Le marché est donc dans sa quatrième année de hausse. Ces 15 derniers mois, elle a pris plus de 115% car l'offre a du mal à satisfaire une demande en plein essor. Le "naturel" sonne doux aux oreilles des consommateurs, incitant les multinationales de l'agroalimentaire, comme Nestlé ou encore Whole Foods Market,  à s'engouffrer dans la brèche, proposant toujours davantage d'arômes naturels dans leurs produits. A ceci se greffent les opérations de blanchiment d'argent provenant du commerce du bois de rose entre Madagascar et la Chine, gonflant artificiellement la demande en vanille de la Grande Ile (lire nos informations).

Ceci dit, après des années de désintérêt manifeste pour la vanille en raison de ses faibles cours internationaux, la redynamisation des prix a bousculé les cartes. La hausse des cours fait apparaître et réapparaître des acteurs sur la scène mondiale de la vanille. Car à $ 20 le kilo, il n'y avait guère que Madagascar qui pouvait produire étant donné la faiblesse de ses salaires journaliers, à quelque $ 1,50. Mais à $ 200, la situation est toute autre.

Montée en puissance

L'Inde a beaucoup planté depuis 2014. Comme la vanille prend 3 ans à produire, on s'attend à une forte hausse de l'offre indienne en 2017, ce qui devrait peser sur les prix : d'environ 100 t en 2016, sa production pourrait passer à 200-250 t en 2017 avec un potentiel de 400 t en 2018. L'Indonésie ne cesse d'affirmer son rang. Dès 2015, 300 t ont été exportées vers les seuls Etats-Unis et il faut y ajouter les volumes destinés à l'Europe et aux autres marchés. Saisissant les opportunités liées à la hausse des cours, le pays a développé sa production mais les volumes précis sont difficiles à estimer car de la vanille de Papouasie Nouvelle Guinée transite par l'Indonésie.

La Papouasie Nouvelle-Guinée qui pourrait atteindre 150 t cette année. "Avec son arôme unique et son profil odorant, la vanille de Papouasie Nouvelle Guinée a repris la part du marché gastronomique (gousses de vanille noires) de Madagascar et continuera de le faire en 2016", estime le spécialiste canadien Aust & Hachmann, d’autant que son prix est largement inférieur à la vanille malgache. "La demande pour la vanille de type extraction de Papouasie Nouvelle Guinée est encore très limitée en raison de l’incertitude d’approvisionnement à long terme."

En revanche, l'Ouganda plafonnerait à 100 -125 t, avec une filière peu structurée. "L’Ouganda n’a pas réagi assez rapidement au revirement du marché de la vanille au cours des 3 dernières années", souligne encore le spécialiste canadien. Il devrait voir l'Inde lui ravir son rang de 3ème mondial de la vanille derrière l'Indonésie et Madagascar.

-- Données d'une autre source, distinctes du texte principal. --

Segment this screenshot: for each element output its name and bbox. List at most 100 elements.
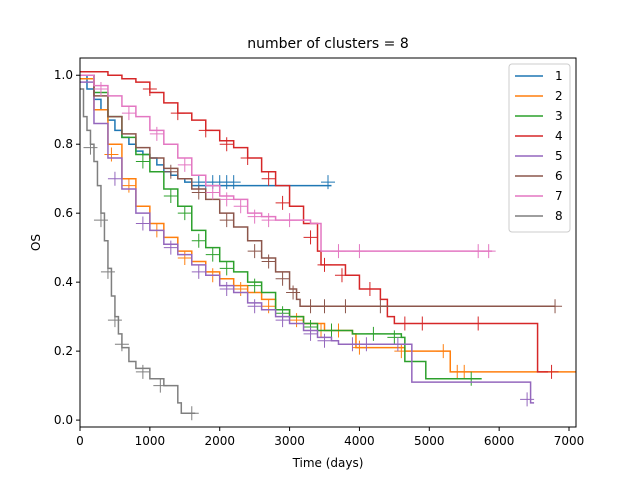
x-tick-label-3000: 3000 [274, 434, 305, 448]
censor-mark-8-4 [114, 337, 129, 352]
censor-mark-6-1 [191, 185, 206, 200]
censor-mark-6-9 [338, 299, 353, 314]
legend-label-2: 2 [555, 89, 563, 103]
censor-mark-4-3 [219, 137, 234, 152]
censor-mark-7-2 [149, 126, 164, 141]
censor-mark-2-12 [436, 344, 451, 359]
censor-mark-2-1 [121, 178, 136, 193]
censor-mark-3-0 [135, 154, 150, 169]
legend-box [508, 63, 571, 233]
censor-mark-3-5 [219, 261, 234, 276]
censor-mark-7-11 [352, 244, 367, 259]
legend: 1 2 3 4 5 6 7 8 [508, 63, 571, 233]
censor-mark-3-12 [464, 371, 479, 386]
series-line-2 [80, 77, 576, 373]
chart-title: number of clusters = 8 [247, 36, 408, 52]
censor-mark-4-6 [275, 195, 290, 210]
y-axis-label: OS [29, 234, 43, 251]
censor-mark-7-1 [121, 106, 136, 121]
x-tick-label-1000: 1000 [135, 434, 166, 448]
censor-mark-6-4 [261, 254, 276, 269]
y-tick-label-2: 0.4 [54, 275, 73, 289]
censor-mark-3-4 [205, 247, 220, 262]
x-tick-label-6000: 6000 [484, 434, 515, 448]
censor-mark-7-0 [93, 82, 108, 97]
series-line-7 [80, 74, 493, 252]
legend-label-4: 4 [555, 129, 563, 143]
censor-mark-4-10 [362, 282, 377, 297]
censor-mark-8-2 [100, 264, 115, 279]
censor-mark-4-1 [170, 106, 185, 121]
censor-mark-4-5 [261, 171, 276, 186]
censor-mark-3-11 [387, 330, 402, 345]
censor-mark-6-6 [286, 285, 301, 300]
legend-label-3: 3 [555, 109, 563, 123]
censor-mark-2-14 [457, 364, 472, 379]
censor-mark-5-7 [303, 326, 318, 341]
series-line-3 [80, 74, 482, 380]
censor-mark-3-6 [247, 278, 262, 293]
censor-mark-7-13 [481, 244, 496, 259]
x-tick-label-4000: 4000 [344, 434, 375, 448]
censor-mark-4-7 [303, 230, 318, 245]
censor-mark-5-2 [163, 240, 178, 255]
x-tick-label-7000: 7000 [554, 434, 585, 448]
censor-mark-7-6 [233, 199, 248, 214]
censor-mark-3-1 [163, 188, 178, 203]
y-tick-label-0: 0.0 [54, 413, 73, 427]
censor-mark-8-1 [93, 213, 108, 228]
x-tick-label-2000: 2000 [204, 434, 235, 448]
series-line-8 [80, 88, 196, 414]
legend-label-6: 6 [555, 169, 563, 183]
censor-mark-7-7 [247, 209, 262, 224]
censor-mark-6-3 [247, 244, 262, 259]
series-line-6 [80, 74, 556, 308]
censor-mark-2-0 [104, 147, 119, 162]
censor-mark-7-3 [177, 157, 192, 172]
plot-frame [79, 57, 577, 428]
y-tick-label-3: 0.6 [54, 206, 73, 220]
censor-mark-6-0 [163, 164, 178, 179]
x-tick-label-0: 0 [76, 434, 84, 448]
censor-mark-8-5 [135, 364, 150, 379]
censor-mark-8-3 [107, 313, 122, 328]
censor-mark-6-11 [548, 299, 563, 314]
censor-mark-7-8 [261, 213, 276, 228]
censor-mark-4-9 [334, 268, 349, 283]
y-tick-label-4: 0.8 [54, 137, 73, 151]
y-tick-label-5: 1.0 [54, 68, 73, 82]
censor-mark-8-7 [184, 406, 199, 421]
censor-mark-3-2 [177, 206, 192, 221]
censor-mark-7-10 [331, 244, 346, 259]
censor-mark-5-11 [390, 337, 405, 352]
censor-mark-5-4 [219, 282, 234, 297]
censor-mark-5-0 [107, 171, 122, 186]
censor-mark-2-5 [233, 282, 248, 297]
series-line-5 [80, 81, 535, 404]
censor-mark-5-12 [520, 392, 535, 407]
censor-mark-2-10 [352, 340, 367, 355]
censor-mark-5-6 [275, 313, 290, 328]
censor-mark-2-7 [289, 313, 304, 328]
censor-mark-6-7 [303, 299, 318, 314]
censor-mark-7-5 [219, 192, 234, 207]
censor-mark-4-4 [240, 151, 255, 166]
censor-mark-3-10 [366, 326, 381, 341]
censor-mark-6-2 [219, 213, 234, 228]
x-axis-label: Time (days) [292, 456, 364, 470]
censor-mark-7-9 [282, 213, 297, 228]
censor-mark-8-6 [153, 378, 168, 393]
plot-marks [80, 71, 576, 421]
censor-mark-2-3 [177, 251, 192, 266]
censor-mark-2-6 [261, 299, 276, 314]
censor-mark-5-5 [247, 299, 262, 314]
censor-mark-7-4 [205, 185, 220, 200]
censor-mark-5-10 [359, 337, 374, 352]
x-tick-label-5000: 5000 [414, 434, 445, 448]
censor-mark-1-6 [321, 175, 335, 190]
y-tick-label-1: 0.2 [54, 344, 73, 358]
censor-mark-1-5 [226, 175, 241, 190]
censor-mark-4-8 [317, 257, 332, 272]
censor-mark-8-0 [83, 140, 98, 155]
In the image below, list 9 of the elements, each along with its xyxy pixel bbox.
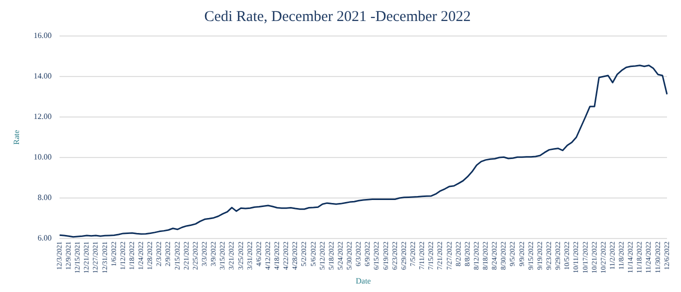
y-tick-label: 16.00 [34, 31, 52, 40]
chart-title: Cedi Rate, December 2021 -December 2022 [204, 8, 471, 25]
x-axis-title: Date [356, 276, 372, 286]
y-tick-label: 12.00 [34, 112, 52, 122]
y-axis-title: Rate [12, 129, 21, 145]
y-tick-label: 14.00 [34, 72, 52, 81]
y-tick-label: 10.00 [34, 152, 52, 162]
y-tick-label: 8.00 [38, 193, 52, 202]
y-tick-label: 6.00 [38, 234, 52, 243]
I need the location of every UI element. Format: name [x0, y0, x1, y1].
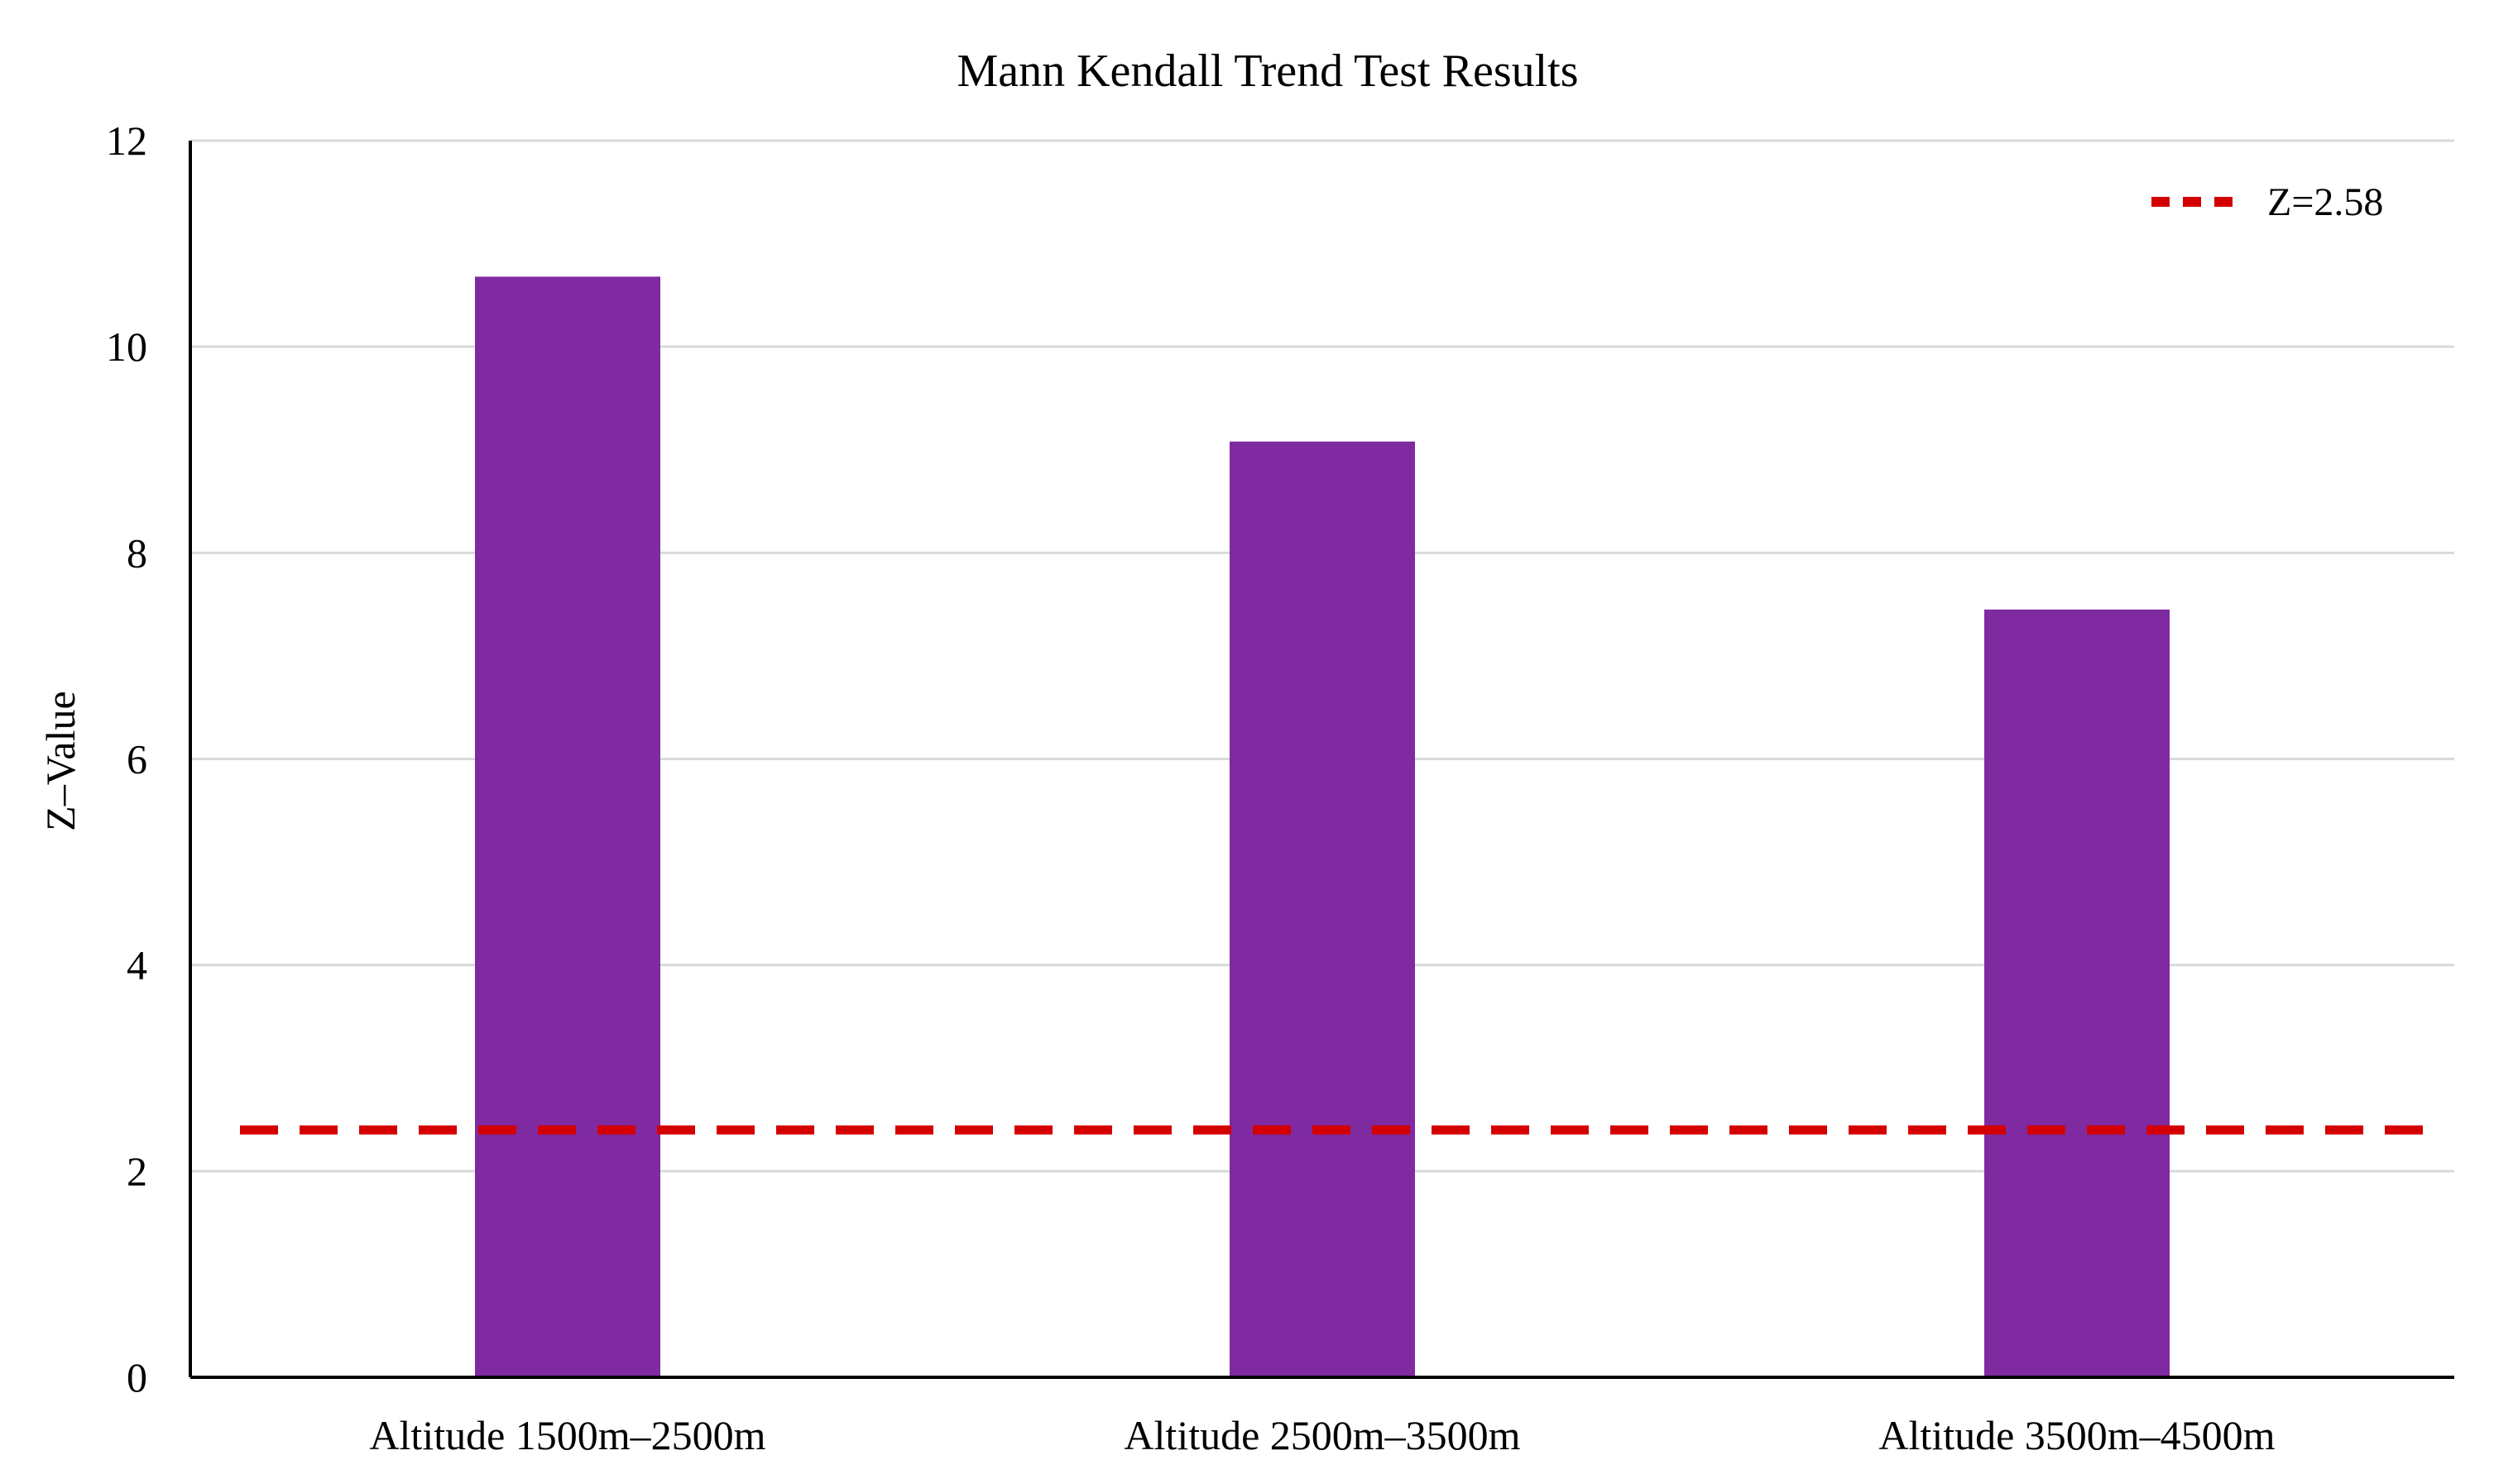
y-tick-label: 10: [106, 323, 147, 370]
legend: Z=2.58: [2151, 180, 2383, 224]
y-tick-label: 4: [127, 942, 147, 989]
legend-label: Z=2.58: [2267, 180, 2383, 224]
axes: [189, 141, 2454, 1379]
y-tick-label: 6: [127, 736, 147, 783]
y-axis-label: Z–Value: [37, 691, 84, 831]
y-tick-label: 0: [127, 1354, 147, 1400]
x-tick-label: Altitude 1500m–2500m: [369, 1412, 765, 1458]
y-tick-labels: 0 2 4 6 8 10 12: [106, 117, 147, 1400]
chart-title: Mann Kendall Trend Test Results: [957, 45, 1578, 97]
y-tick-label: 12: [106, 117, 147, 164]
y-tick-label: 2: [127, 1148, 147, 1194]
bar: [1984, 609, 2170, 1377]
bars: [475, 276, 2170, 1378]
x-tick-labels: Altitude 1500m–2500m Altitude 2500m–3500m…: [369, 1412, 2275, 1458]
y-tick-label: 8: [127, 529, 147, 576]
x-tick-label: Altitude 2500m–3500m: [1124, 1412, 1520, 1458]
bar: [1230, 441, 1415, 1377]
bar: [475, 276, 660, 1378]
x-tick-label: Altitude 3500m–4500m: [1878, 1412, 2275, 1458]
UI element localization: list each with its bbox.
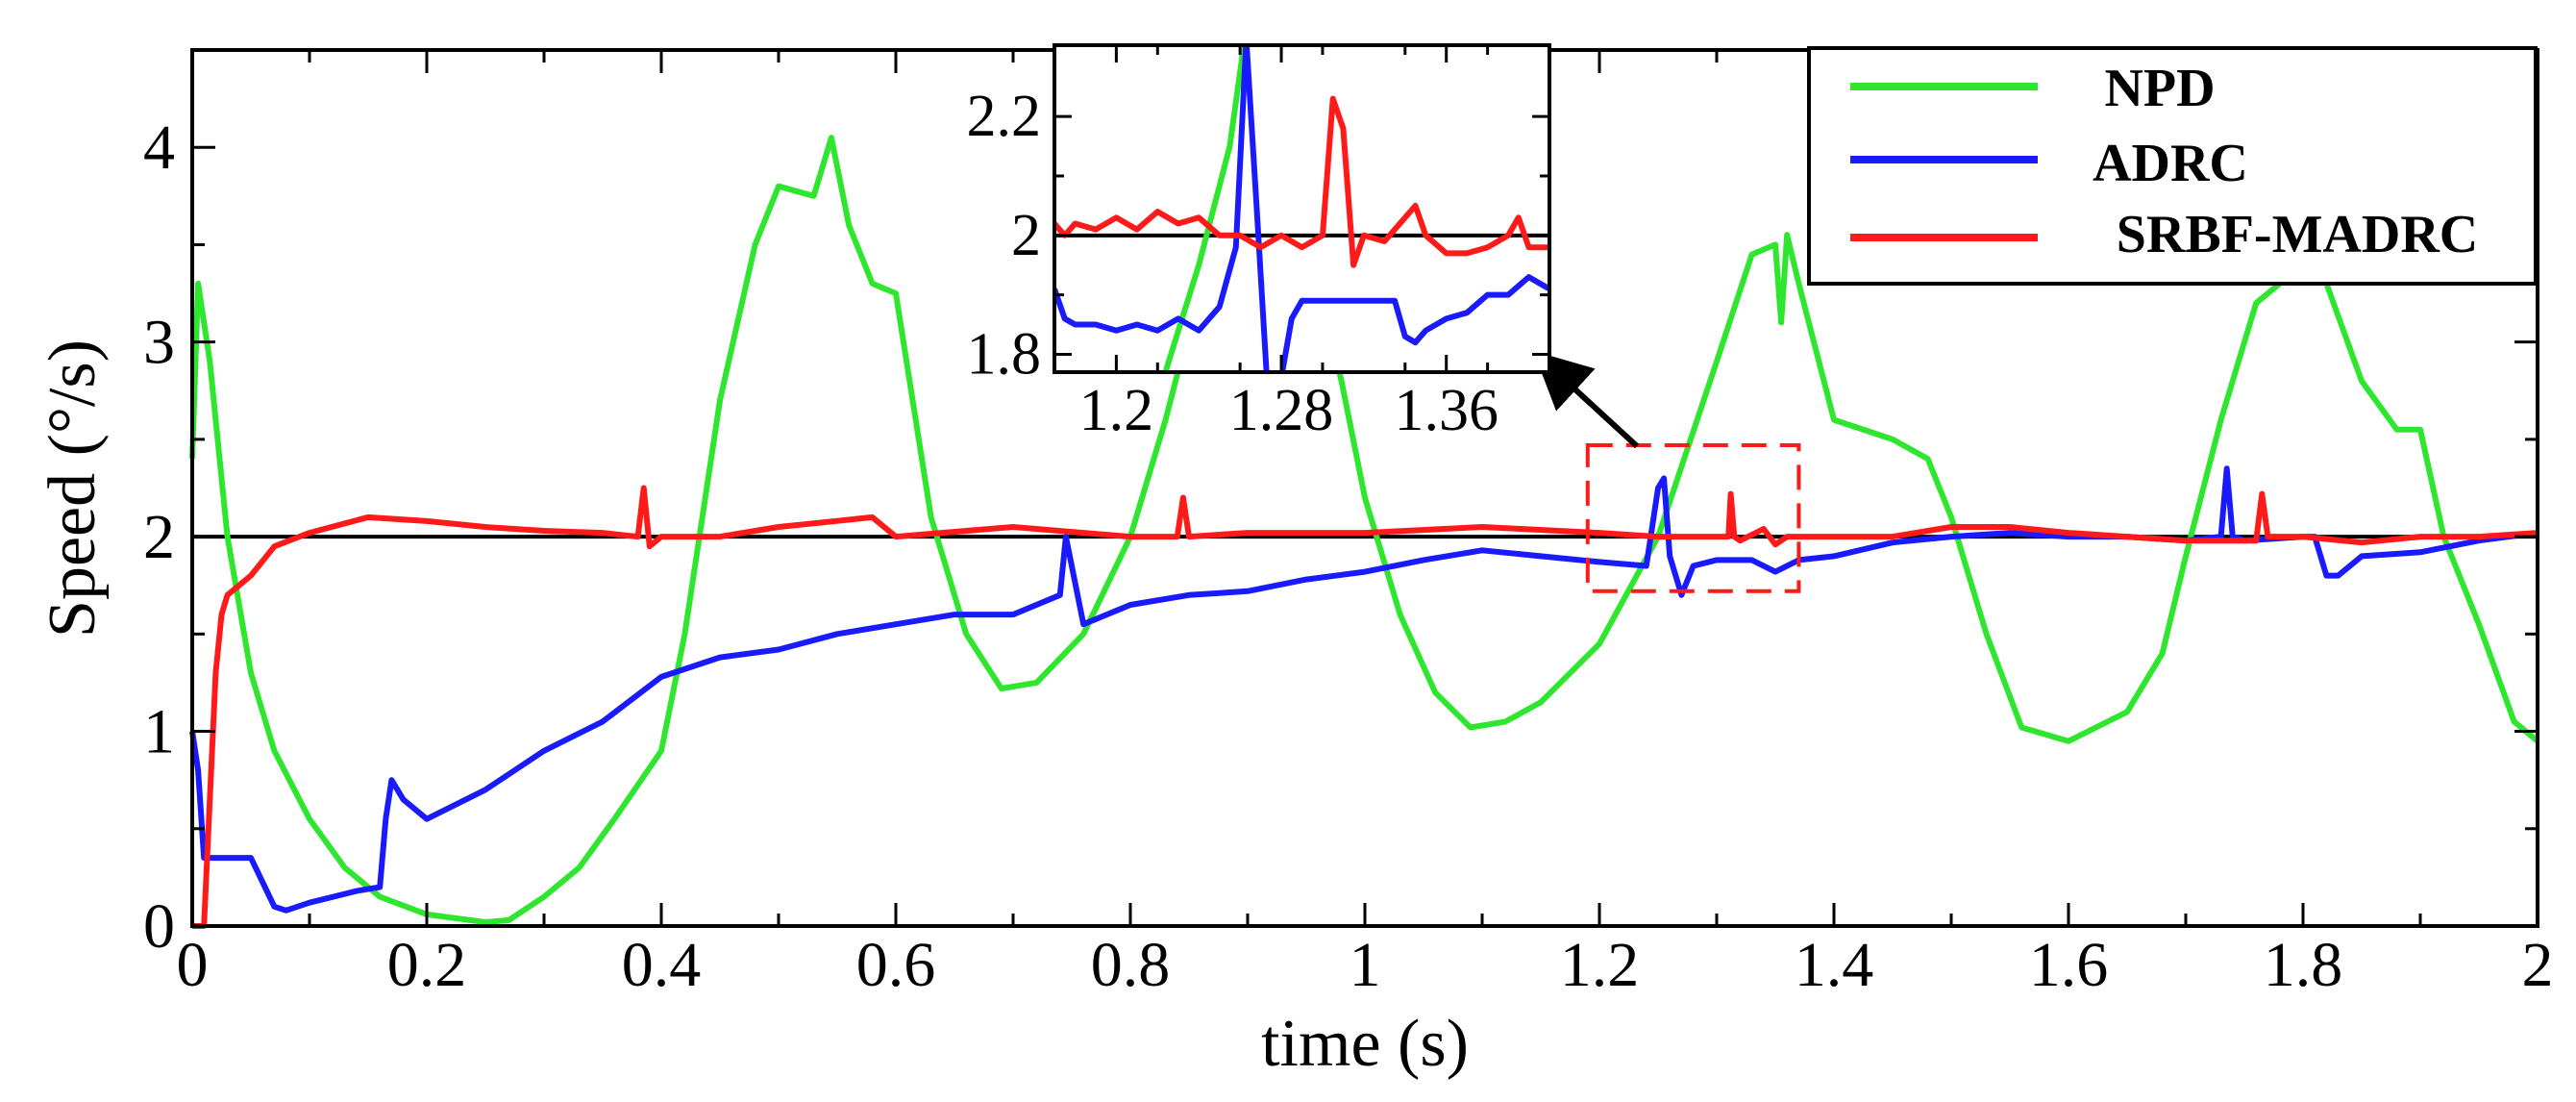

Madagascar parviendra-t-elle à redresser le cap ?

Certains estiment que Madagascar courre à la catastrophe. "L’emprise toujours redoutable de Madagascar sur le marché diminue au fur et à mesure que les nouvelles plantations de vanille portent leurs fruits. Cela deviendra encore plus apparent en 2016 et possiblement plus flagrant en 2017", selon Aust & Hachmann. En outre, les producteurs malgaches, craignant de se faire voler leur récolte et voulant profiter des prix élevés, se précipitent à récolter des gousses encore vertes et les conditionnant sous vide, sans les préparer ni les sécher correctement. "Quand un kilo de gousses de vanille verte se vend en moyenne  pour à peu près le salaire d’une semaine durant la dernière saison  et possiblement pour le double cette année, la tentation de voler dans un des pays les plus pauvres au monde, est tout simplement trop grande", constate l'opérateur. De la vanille pas encore arrivée à maturité, qui est acheminée en Inde, entre autres, pour finir d'être préparée et conditionnée. L'Inde est en train de prendre une longueur d'avance sur ce qui est encore le leader mondial de la vanille…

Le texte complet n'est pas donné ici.